Indeed, the Commissioner does not argue that any provisions concerning transfer applications are ambiguous because he cannot plausibly so claim. To the contrary, the directive is unreasonable because the legislature left no room for interpretation in either G.L.c. 63, §38Q, or G.L.c. 62, §6(j). See Biogen IDEC MA, Inc., 454 Mass. at 186; Wellington, 359 Mass. at 452.

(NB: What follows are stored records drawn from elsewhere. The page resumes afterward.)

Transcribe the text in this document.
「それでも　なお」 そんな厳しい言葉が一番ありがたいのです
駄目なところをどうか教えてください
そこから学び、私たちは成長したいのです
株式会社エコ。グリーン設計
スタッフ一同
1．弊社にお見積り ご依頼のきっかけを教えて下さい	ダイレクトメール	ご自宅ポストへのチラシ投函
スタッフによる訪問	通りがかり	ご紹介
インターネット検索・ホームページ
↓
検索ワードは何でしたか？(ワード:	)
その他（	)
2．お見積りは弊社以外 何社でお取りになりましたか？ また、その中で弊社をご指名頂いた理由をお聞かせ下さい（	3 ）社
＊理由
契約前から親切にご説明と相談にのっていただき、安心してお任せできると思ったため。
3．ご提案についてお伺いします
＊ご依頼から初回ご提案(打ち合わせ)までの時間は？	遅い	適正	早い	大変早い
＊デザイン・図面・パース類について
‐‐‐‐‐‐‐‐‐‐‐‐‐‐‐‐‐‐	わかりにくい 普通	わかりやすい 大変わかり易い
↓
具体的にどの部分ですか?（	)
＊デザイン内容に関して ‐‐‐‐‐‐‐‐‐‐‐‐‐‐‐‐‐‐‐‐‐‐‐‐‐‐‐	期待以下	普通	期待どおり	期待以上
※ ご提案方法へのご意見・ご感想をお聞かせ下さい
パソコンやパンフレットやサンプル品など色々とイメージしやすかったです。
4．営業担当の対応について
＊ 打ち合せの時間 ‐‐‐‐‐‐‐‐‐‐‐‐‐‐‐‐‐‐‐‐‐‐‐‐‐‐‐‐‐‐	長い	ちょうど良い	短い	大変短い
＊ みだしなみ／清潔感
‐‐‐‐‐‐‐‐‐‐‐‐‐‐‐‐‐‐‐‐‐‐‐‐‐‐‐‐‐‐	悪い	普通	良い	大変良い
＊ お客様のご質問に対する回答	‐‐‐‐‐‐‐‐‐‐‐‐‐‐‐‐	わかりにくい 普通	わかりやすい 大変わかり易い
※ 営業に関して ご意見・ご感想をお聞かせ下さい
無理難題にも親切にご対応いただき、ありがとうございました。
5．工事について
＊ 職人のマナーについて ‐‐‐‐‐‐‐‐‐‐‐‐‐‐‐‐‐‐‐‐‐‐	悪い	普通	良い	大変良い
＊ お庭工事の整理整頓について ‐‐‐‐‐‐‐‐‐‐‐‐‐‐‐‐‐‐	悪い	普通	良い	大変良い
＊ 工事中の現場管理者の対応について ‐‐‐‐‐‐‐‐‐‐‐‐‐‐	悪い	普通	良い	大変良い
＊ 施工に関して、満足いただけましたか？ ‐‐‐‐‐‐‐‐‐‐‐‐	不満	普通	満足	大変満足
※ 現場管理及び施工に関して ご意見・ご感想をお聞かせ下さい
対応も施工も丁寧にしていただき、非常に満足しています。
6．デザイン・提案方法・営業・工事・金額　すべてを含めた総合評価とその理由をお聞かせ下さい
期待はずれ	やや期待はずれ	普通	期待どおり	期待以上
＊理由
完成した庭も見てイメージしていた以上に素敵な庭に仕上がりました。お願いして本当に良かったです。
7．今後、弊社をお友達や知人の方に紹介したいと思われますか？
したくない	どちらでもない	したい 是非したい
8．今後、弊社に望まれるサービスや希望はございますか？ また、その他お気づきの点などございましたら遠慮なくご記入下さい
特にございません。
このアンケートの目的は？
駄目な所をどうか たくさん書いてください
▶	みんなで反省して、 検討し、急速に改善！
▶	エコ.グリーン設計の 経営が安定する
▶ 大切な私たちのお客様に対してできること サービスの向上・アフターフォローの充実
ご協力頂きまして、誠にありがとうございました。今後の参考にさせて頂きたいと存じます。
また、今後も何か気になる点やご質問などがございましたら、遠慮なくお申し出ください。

Directive 13-4 is unreasonable and DOR’s denial of the applications based on that directive was unlawful. It appears to be nothing more than a naked, confiscatory attempt by a state administrative agency to appropriate private property to fill government coffers.

ORDER

For these reasons, the plaintiffs Northeastern University, Trustees of Boston University, Wellesley College, and 131 Willow Avenue, LLC’s motions for judgment on the pleadings are ALLOWED and the defendant Commissioner of Revenue’s cross motion for judgment on the pleadings is DENIED. 
      
       This argument is without merit, because the universities and 131 Willow do not attempt to apply the amendments retroactively. To the contrary, they argue that the statute, as amended, encompasses costs incurred before the date of the 2006 amendment.
     
      
       The 2006 amendment, in pertinent part, simply added nonprofit organizations to the eligible applicants and inserted provisions allowing credit holders to transfer to another their available credits. The legislature did not amend, however, the language describing the requirements to qualify for the credit or the limitations imposed on those who hold one. G.L.c. 62, §6(j), and G.L.c. 63, §38Q.
     
      
       ssuming arguendo that the statutes were ambiguous, the directive would not merit deference. See Macys East, Inc., 441 Mass. at 806; First Federal Sav. & Loan Ass’n of Boston, 372 Mass. at 485. The directive bears modest weight under the present circumstances, because DOR waited seven years before it attempted to provide any form of guidance. See First Federal Sav. &Loan Ass'n of Boston, 372 Mass. at 485. In the absence of formal direction, DOR’s officials adopted the administrative practice of treating nonprofit and transfer applicants in the same way they had treated applicants before the 2006 amendment. See Wellington, 359 Mass. at 451-52.